An ordinance was put before City Council to raise water rates 35% over three years.

The increase is needed to pay for needed repairs to the water tower on Scarff Rd.

“The interior is in good shape,” said City Public Works Director Howard Kitko. “It’s just that nothing has been done to the inside for over 30 years, and it needs to be done.”

Kitko said that the best offer the city has received is from a company who will refinish the tower, and maintain it for six years.

“If it needs repainted in three years, they will do it, and it won’t cost us any more,” said Kitko. The price tag is $115,000 per year for three years.

He said the next best offer was $500,000 to refinish the tower with a one year guarantee.

“If it needed repainted in three years, we would have to pay for it,” he said.

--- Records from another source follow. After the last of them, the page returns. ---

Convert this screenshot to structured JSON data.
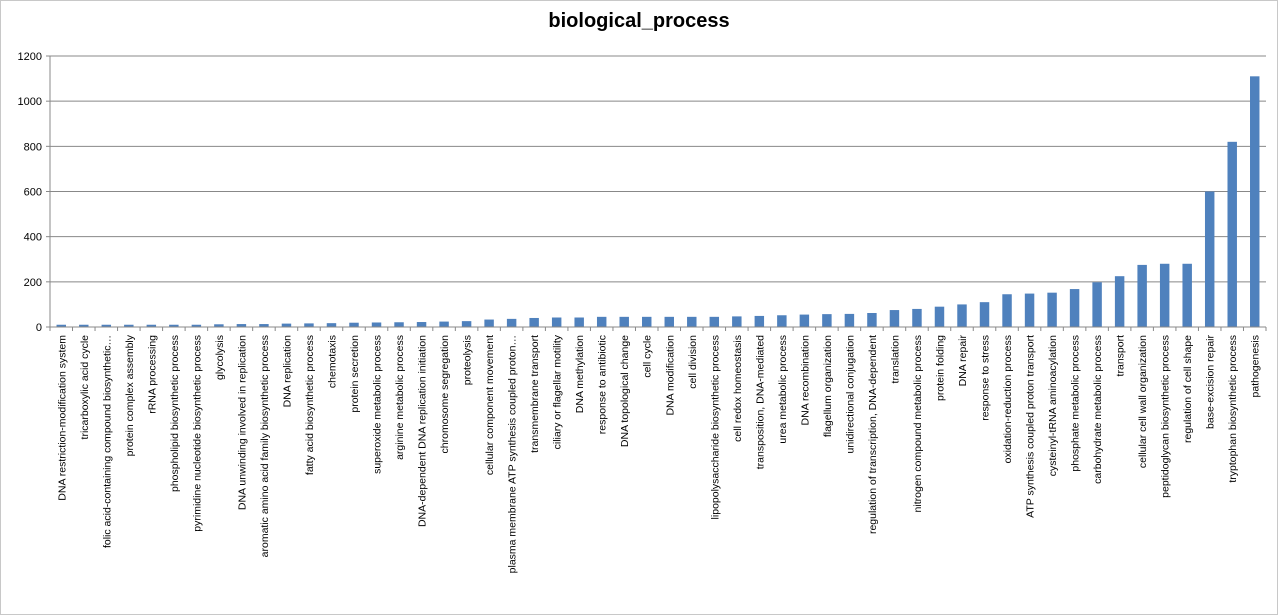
{
  "chart_data": {
    "type": "bar",
    "title": "biological_process",
    "xlabel": "",
    "ylabel": "",
    "ylim": [
      0,
      1200
    ],
    "yticks": [
      0,
      200,
      400,
      600,
      800,
      1000,
      1200
    ],
    "grid": true,
    "legend": "none",
    "bar_color": "#4f81bd",
    "categories": [
      "DNA restriction-modification system",
      "tricarboxylic acid cycle",
      "folic acid-containing compound biosynthetic…",
      "protein complex assembly",
      "rRNA processing",
      "phospholipid biosynthetic process",
      "pyrimidine nucleotide biosynthetic process",
      "glycolysis",
      "DNA unwinding involved in replication",
      "aromatic amino acid family biosynthetic process",
      "DNA replication",
      "fatty acid biosynthetic process",
      "chemotaxis",
      "protein secretion",
      "superoxide metabolic process",
      "arginine metabolic process",
      "DNA-dependent DNA replication initiation",
      "chromosome segregation",
      "proteolysis",
      "cellular component movement",
      "plasma membrane ATP synthesis coupled proton…",
      "transmembrane transport",
      "ciliary or flagellar motility",
      "DNA methylation",
      "response to antibiotic",
      "DNA topological change",
      "cell cycle",
      "DNA modification",
      "cell division",
      "lipopolysaccharide biosynthetic process",
      "cell redox homeostasis",
      "transposition, DNA-mediated",
      "urea metabolic process",
      "DNA recombination",
      "flagellum organization",
      "unidirectional conjugation",
      "regulation of transcription, DNA-dependent",
      "translation",
      "nitrogen compound metabolic process",
      "protein folding",
      "DNA repair",
      "response to stress",
      "oxidation-reduction process",
      "ATP synthesis coupled proton transport",
      "cysteinyl-tRNA aminoacylation",
      "phosphate metabolic process",
      "carbohydrate metabolic process",
      "transport",
      "cellular cell wall organization",
      "peptidoglycan biosynthetic process",
      "regulation of cell shape",
      "base-excision repair",
      "tryptophan biosynthetic process",
      "pathogenesis"
    ],
    "values": [
      10,
      10,
      10,
      10,
      10,
      10,
      10,
      12,
      13,
      13,
      15,
      16,
      17,
      19,
      20,
      21,
      22,
      24,
      26,
      33,
      36,
      40,
      42,
      42,
      45,
      45,
      45,
      45,
      45,
      45,
      47,
      49,
      52,
      55,
      57,
      58,
      62,
      75,
      80,
      90,
      100,
      110,
      145,
      148,
      152,
      168,
      198,
      225,
      275,
      280,
      280,
      600,
      820,
      1110
    ]
  }
}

Current water rate is $7.28 for each thousand gallons of water used. That would increase to $8.74 per thousand gallons in April, 2017; $9.61 per thousand gallons in April, 2018 and $10.09 per thousand gallons in April, 2019.

“Has every option been explored,” asked Council Member Rick Lowrey. “I don’t think it has.” He added, “If I knew it hadn’t been touched in 32 years, I’d be drinking bottled water.”

Council Member William Lindsey added, “a 35% increase is asinine.”

City Manager Randy Bridge assured council that the city administration had investigated every possible option, but that he was open to other ideas.

Council Member Ethan Reynolds suggested that the ordinance be tabled, pending public discussion.

He was advised that action on the ordinance would not be taken until the March 6 meeting, which also includes the annual Town Hall meeting.

“I specifically planned this so the ordinance would be voted on during the Town Hall meeting,” said Bridge.

Since the council meeting will be held before the Town Hall meeting, council voted to move consideration of the ordinance to the Town Hall portion of the meeting.

Council was also presented an emergency ordinance to allow the City Manager to contract for environmental studies of the Belle Manor facility before it is turned over to the City.

The current owners of Belle Manor have offered to donate the facility to the city after their residents have been relocated at Dayview.

At the February 6 council meeting, Council Member Rick Lowrey asked Bridge to see if the current owners would pay for the $6,000 study, and Bridge said that he would ask them.

At the February 21 meeting, Lowrey asked if Bridge got a response to the letter.

“There has been no response,” said Bridge, “because I haven’t sent it.”

Bridge said that he is “walking on eggshells,” and that if the letter is not worded correctly, the current owners could back out of the deal.

Reynolds made a motion that the ordinance be tabled until Bridge sends the letter. That motion failed by a vote of 2-4.

The ordinance also failed by a vote of 4-2. (Since it was an emergency ordinance, it had to pass by at least five votes.) Reynolds and Lindsey were the only council members voting against the ordinance.

“You have just delayed the process by two weeks,” said Bridge after the ordinance failed. “Failing this ordinance makes no sense,” Bridge added. “It’s going to make us look like ungrateful, greedy people.”

“Council told you to write the letter and you didn’t,” said Reynolds. “That’s the only reason I voted no.”

Lowrey, who had originally suggested that the letter be sent, voted to approve the ordinance.

In other action, Council approved a resolution to strongly oppose Governor Kasich’s proposed 2017-2018 budget. That budget would put the State in charge of collecting tax revenue for local governments.

“The state wants to take the money, make a bunch of interest, then charge us to get out money back,” said Bridge.

He added, “The state has a lot of money in the bank, but they’re strangling the local governments.”

Fire Chief Steve Trusty announced that, thanks to the generosity of the community, he has raised over $13,000 to purchase a Lucas Tool for the Fire Department.

A Lucas Tool is a device to automatically perform perfect CPR indefinitely, freeing up EMS personnel to tend to a patient’s other needs.

The next meeting of the New Carlisle City Council will be held at 6:30 p.m. on March 6 at the Smith Park Shelter House. That meeting will be immediately followed by the annual Town Hall meeting. The public is invited to attend.